A watch commander began working with information police had and identified the 35th Avenue home. After receiving no response to knocks on the door, officers picked the lock and went inside, where they found a bloody scene, Peletta said. Realizing that none of the victims was alive, they backed out and called for homicide investigators.
McCloskey said Sacramento police, working with San Francisco police, were able to locate the suspect, 56-year-old Salvador Vasquez-Oliva, Angelique Vasquez’s husband and the father of their two children.
“We knew it was a very specific, targeted crime … It was not a random act,” McCloskey said. “It was a domestic violence situation.”

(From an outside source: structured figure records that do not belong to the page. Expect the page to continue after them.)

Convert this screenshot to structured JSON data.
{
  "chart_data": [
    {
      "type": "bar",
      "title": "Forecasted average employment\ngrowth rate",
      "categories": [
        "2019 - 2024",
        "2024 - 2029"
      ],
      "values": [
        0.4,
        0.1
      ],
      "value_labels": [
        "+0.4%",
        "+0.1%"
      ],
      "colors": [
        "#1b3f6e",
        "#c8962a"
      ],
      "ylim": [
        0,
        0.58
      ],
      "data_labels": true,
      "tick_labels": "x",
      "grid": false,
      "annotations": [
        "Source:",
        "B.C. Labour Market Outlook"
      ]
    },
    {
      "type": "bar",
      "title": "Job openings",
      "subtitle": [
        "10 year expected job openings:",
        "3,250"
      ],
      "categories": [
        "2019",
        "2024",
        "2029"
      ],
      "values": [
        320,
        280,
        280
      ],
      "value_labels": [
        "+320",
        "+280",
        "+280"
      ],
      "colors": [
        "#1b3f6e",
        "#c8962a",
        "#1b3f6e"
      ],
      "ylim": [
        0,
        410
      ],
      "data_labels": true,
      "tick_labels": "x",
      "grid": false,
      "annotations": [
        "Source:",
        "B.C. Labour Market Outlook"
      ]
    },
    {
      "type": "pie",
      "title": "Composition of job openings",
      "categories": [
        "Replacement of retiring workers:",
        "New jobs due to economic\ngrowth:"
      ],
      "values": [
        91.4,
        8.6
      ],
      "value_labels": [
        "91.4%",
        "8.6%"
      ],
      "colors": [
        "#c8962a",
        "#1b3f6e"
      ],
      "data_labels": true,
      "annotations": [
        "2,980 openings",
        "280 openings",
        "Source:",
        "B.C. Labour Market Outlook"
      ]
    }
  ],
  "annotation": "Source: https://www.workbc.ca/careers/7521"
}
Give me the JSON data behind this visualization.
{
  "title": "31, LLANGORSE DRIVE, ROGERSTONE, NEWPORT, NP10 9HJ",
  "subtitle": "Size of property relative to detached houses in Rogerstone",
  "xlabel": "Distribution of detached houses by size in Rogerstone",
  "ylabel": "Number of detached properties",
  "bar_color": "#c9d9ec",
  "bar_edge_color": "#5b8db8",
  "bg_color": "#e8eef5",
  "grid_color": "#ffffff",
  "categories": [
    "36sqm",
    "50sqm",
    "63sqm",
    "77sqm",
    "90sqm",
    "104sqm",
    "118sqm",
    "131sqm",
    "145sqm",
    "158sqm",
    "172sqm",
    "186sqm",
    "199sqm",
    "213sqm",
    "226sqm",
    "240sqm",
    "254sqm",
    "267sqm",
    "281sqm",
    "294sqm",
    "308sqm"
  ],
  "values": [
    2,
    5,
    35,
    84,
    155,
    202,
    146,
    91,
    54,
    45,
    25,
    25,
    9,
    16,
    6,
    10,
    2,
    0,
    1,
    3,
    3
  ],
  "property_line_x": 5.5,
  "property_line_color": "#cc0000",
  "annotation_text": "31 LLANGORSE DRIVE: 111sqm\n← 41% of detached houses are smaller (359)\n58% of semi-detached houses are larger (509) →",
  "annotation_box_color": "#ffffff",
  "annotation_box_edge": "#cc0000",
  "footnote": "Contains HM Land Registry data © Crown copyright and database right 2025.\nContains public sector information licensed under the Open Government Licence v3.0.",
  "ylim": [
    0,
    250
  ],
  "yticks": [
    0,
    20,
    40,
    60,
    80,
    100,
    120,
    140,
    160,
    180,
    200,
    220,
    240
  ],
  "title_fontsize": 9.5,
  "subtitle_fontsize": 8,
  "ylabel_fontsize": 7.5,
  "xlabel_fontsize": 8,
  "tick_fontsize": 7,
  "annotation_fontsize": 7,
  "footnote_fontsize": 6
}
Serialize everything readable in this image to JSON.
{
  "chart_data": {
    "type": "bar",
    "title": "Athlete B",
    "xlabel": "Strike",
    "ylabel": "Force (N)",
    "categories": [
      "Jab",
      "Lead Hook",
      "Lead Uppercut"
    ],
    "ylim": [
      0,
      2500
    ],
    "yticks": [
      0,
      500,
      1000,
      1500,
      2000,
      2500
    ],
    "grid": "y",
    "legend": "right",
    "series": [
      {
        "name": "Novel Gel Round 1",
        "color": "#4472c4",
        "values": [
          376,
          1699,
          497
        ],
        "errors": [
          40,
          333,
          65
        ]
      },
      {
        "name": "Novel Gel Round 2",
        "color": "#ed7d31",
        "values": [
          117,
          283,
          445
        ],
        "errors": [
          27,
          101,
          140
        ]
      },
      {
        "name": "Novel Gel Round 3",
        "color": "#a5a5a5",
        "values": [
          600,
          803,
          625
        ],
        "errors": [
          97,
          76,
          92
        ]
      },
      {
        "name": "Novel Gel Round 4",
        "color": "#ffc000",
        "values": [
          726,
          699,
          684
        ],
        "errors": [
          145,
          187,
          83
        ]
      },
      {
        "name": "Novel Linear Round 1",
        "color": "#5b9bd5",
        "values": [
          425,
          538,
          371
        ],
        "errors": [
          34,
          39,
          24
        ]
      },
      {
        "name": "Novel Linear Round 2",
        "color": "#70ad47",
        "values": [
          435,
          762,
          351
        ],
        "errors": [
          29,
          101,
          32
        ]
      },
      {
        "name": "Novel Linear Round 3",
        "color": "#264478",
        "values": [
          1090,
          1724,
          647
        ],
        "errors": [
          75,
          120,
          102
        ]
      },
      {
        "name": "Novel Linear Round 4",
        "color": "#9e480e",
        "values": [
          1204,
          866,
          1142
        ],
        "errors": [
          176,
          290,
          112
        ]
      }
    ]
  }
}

He declined to say whether police had previously been called to the house. McCloskey said there was no restraining order against Vasquez-Oliva that he knew of.
Investigators spent four days gathering evidence at the home. Noting that some people have asked why it took so long, McCloskey said police wanted to be sure they could present the best case.
“I can’t say why this happened,” he said of the slayings. “That will probably be answered in court later.”
A felony complaint filed by prosecutors in Sacramento Superior Court says Vasquez and the children were killed with a blunt force instrument, and Coleman was killed with a knife.
City leaders and residents held a vigil near the home over the weekend and residents at Wednesday night’s meeting said they would like to offer support to relatives of the victims. Police said the relatives they knew of were all in the Bay Area.
County Supervisor Patrick Kennedy, who represents the South Land Park area, said volunteer chaplains went door-to-door in the neighborhood after the crime was discovered to talk with people and also were on hand Monday at the schools the Vasquez children attended, John Cabrillo Elementary and Sam Brannan Middle School.
Jaime Gerigk of WEAVE – Women Escaping a Violent Environment – attended Wednesday night’s meeting. WEAVE provides services for victims of domestic violence, sexual assault and sex trafficking. She urged anyone in an abusive relationship or who knows someone in an abusive relationship to contact the organization.
Although no place is crime free, Peletta assured South Land Park residents that they live in a relatively safe neighborhood. Crime in the area for the first three months of this year is down 8 percent from the first three months of 2016, he said.